So its been 99 days since I last watched porn. Its been 100 days since I've orgasmed. I still can not control fantasy and masturbation (the best I did with masturbation was 12 days and a 3 day mark). Usually I'll get 2 days. However, I am very lonely and I long for a relationship but as I am devoutly religious, it makes things very difficult.
I'm 33 and have been viewing internet porn since I was about 15. My ED happened when I was 19 and in college...a horror. I still have my ED issues, probably because I won't give my penis/brain a break. Its the same problem, I wake up and start thinking sexual thoughts to get myself going and usually end up masturbating (edging because I have orgasmed yet but I am headed in that direction). Part of me feels that if I orgasm I won't feel so lonely. But the truth is, the urge I have to orgasm is a biological motivation to have sex with a woman and if I orgasm without a woman it will be a let down.
However, I'm nervous that I am about relapse and I wanted take some time a write down some positive affects from this reboot before I do.
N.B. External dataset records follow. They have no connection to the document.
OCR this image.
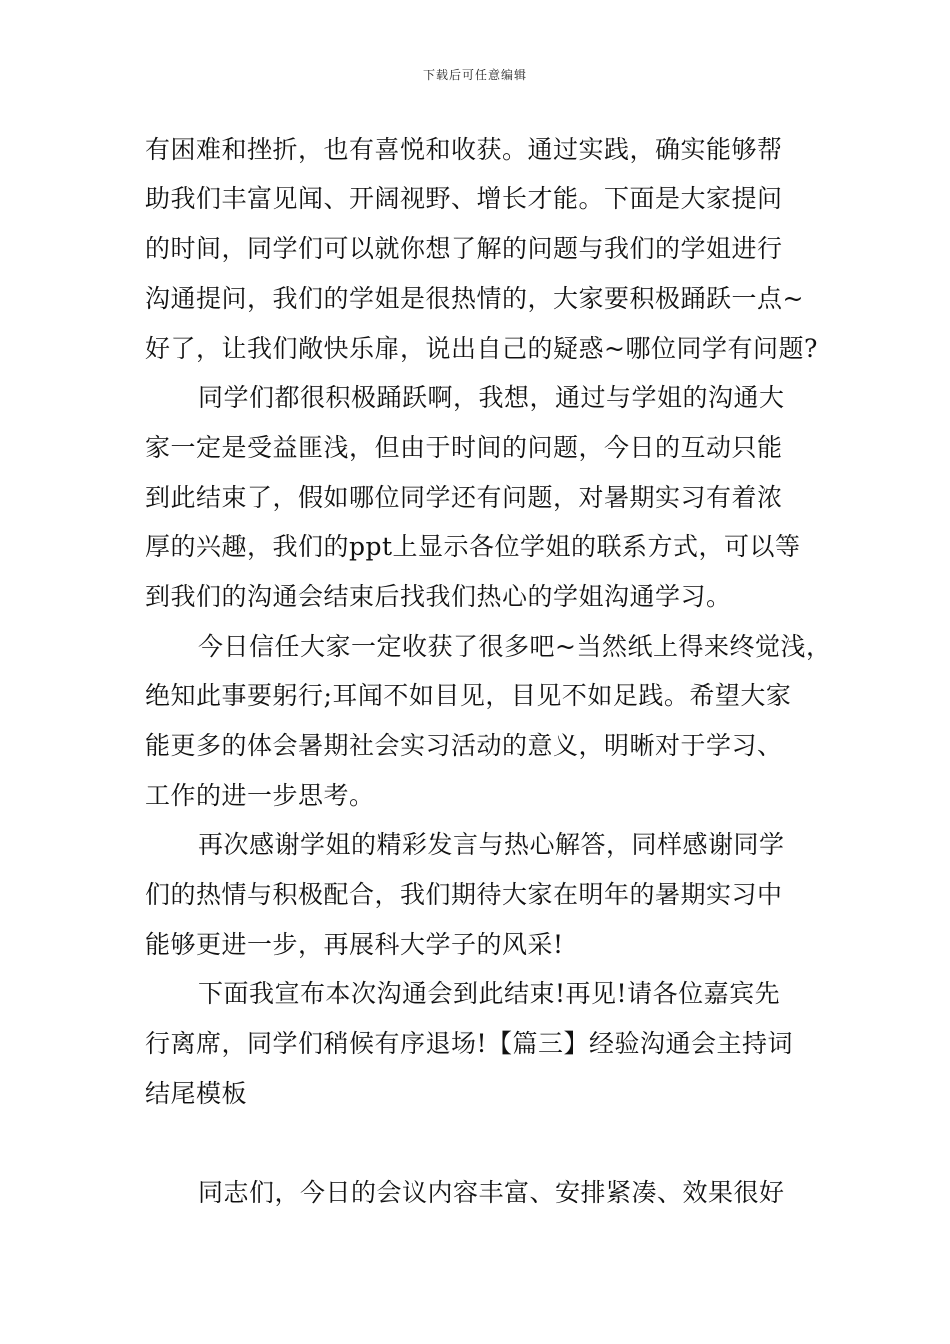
下载后可任意编辑
有困难和挫折，也有喜悦和收获。通过实践，确实能够帮
助我们丰富见闻、开阔视野、增长才能。下面是大家提问
的时间，同学们可以就你想了解的问题与我们的学姐进行
沟通提问，我们的学姐是很热情的，大家要积极踊跃一点~
好了，让我们敞快乐扉，说出自己的疑惑~哪位同学有问题?
同学们都很积极踊跃啊，我想，通过与学姐的沟通大
家一定是受益匪浅，但由于时间的问题，今日的互动只能
到此结束了，假如哪位同学还有问题，对暑期实习有着浓
厚的兴趣，我们的ppt上显示各位学姐的联系方式，可以等
到我们的沟通会结束后找我们热心的学姐沟通学习。
今日信任大家一定收获了很多吧~当然纸上得来终觉浅，
绝知此事要躬行;耳闻不如目见，目见不如足践。希望大家
能更多的体会暑期社会实习活动的意义，明晰对于学习、
工作的进一步思考。
再次感谢学姐的精彩发言与热心解答，同样感谢同学
们的热情与积极配合，我们期待大家在明年的暑期实习中
能够更进一步，再展科大学子的风采!
下面我宣布本次沟通会到此结束!再见!请各位嘉宾先
行离席，同学们稍候有序退场!【篇三】经验沟通会主持词
结尾模板
同志们，今日的会议内容丰富、安排紧凑、效果很好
1. I learned I don't need porn. I've lived 99 days without and have survived just fine. I have had urges to view it but thank G-d I haven't really desired it all that much. I have seen same naked images because I look at paintings. I get a little excited but in a normal way.
2. Its true that your penis does get bigger, kind of. When I was masturbating to orgasm all the time, my penis looked like a shriveled turtle's head. Now my penis is longer and fuller. It looks like a normal healthy adult penis. Its by no means a third leg but it doesn't need to be.
3. I have gotten several nocturnal erection, which I haven't had in so many years. They weren't great erections but something is better than nothing.
4. I notice real live woman A LOT more. Its dangerous for me to be driving honestly. First, I feel much more motivated to talk to and ask out real live women. Last we something inside me took over and asked a woman from my office building for coffee. It has become easier to talk to women because I have this great goal of orgasming with a woman, and I've just had to push away the anxiety because its a stumbling block to my greater goal. Second, the other day I was on the subway and I noticed myself sexually attracted to all shorts of women. Tall, short, younger, older, skinny, fat, fair skinned, darker skinned, hair colors, etc. Avoiding porn, and tv for that matter, allows your brain to choose who you find attractive rather than what porn and hollywood tells you what attractive is.
5. Women aren't porn stars. Even the ones dressed like sluts have feelings, thoughts, motivations, opinions, life history, etc. Porn stars on the other hand are just objects. Most women are not running to jump in to bed with anyone. Yes, they want sex too but they aren't just going to drop their panties for anyone like they do in porn.
6. Men are suppose to be with a women in a relationship and not masturbate to their images. Porn was masking over a instinctive desire I had to have a mate. It allowed me to be alone...that wasn't good. "Be fruitful and multiple!" And guess what...women want to be with us too! Its just so many of us have all the wrong ideas in our head about sex and women it prevents us from doing so.
7. I can't believe how many men suffer from porn addiction...its insane. To man don't realize they suffer from it and those who do are suffering bad.
8. An important step in my reboot is that I brain is returning to my natural sexual tendencies. Through watching porn, I eventually and most often masturbated fantasying as being the woman (I know other guys on this site suffered from this too). However, I always felt wrong about doing that. These days when I fantasize and maturate/edge I am always in the role of the man and when there is the pull to fantasize about being in the role of the woman, its not as appealing as it once was, so I don't.
I'm not sure how I am going to keep myself from fantasies and masturbating. I heard someone suggest "being in control of your house." Just like when someone comes knocking at your door you decide if they come in or not, you have the same choose to allow ideas and images into your head or not. Even if the ideas and images are knocking on the door really hard, you can still choose to ignore them. Another is positive or negative feedback. Like if I F or M I'd have to give $100 to a cause I am against or if I don't F or M I get to treat myself to something. Either way, I have to beat this ED because I'm looking forward to having real sex, real soon.
I've also recently started to through burdens of my shoulders. I can't control the world or the economy or what other people do, I can only worry and control what i do. Its a healthier and less stress way of being.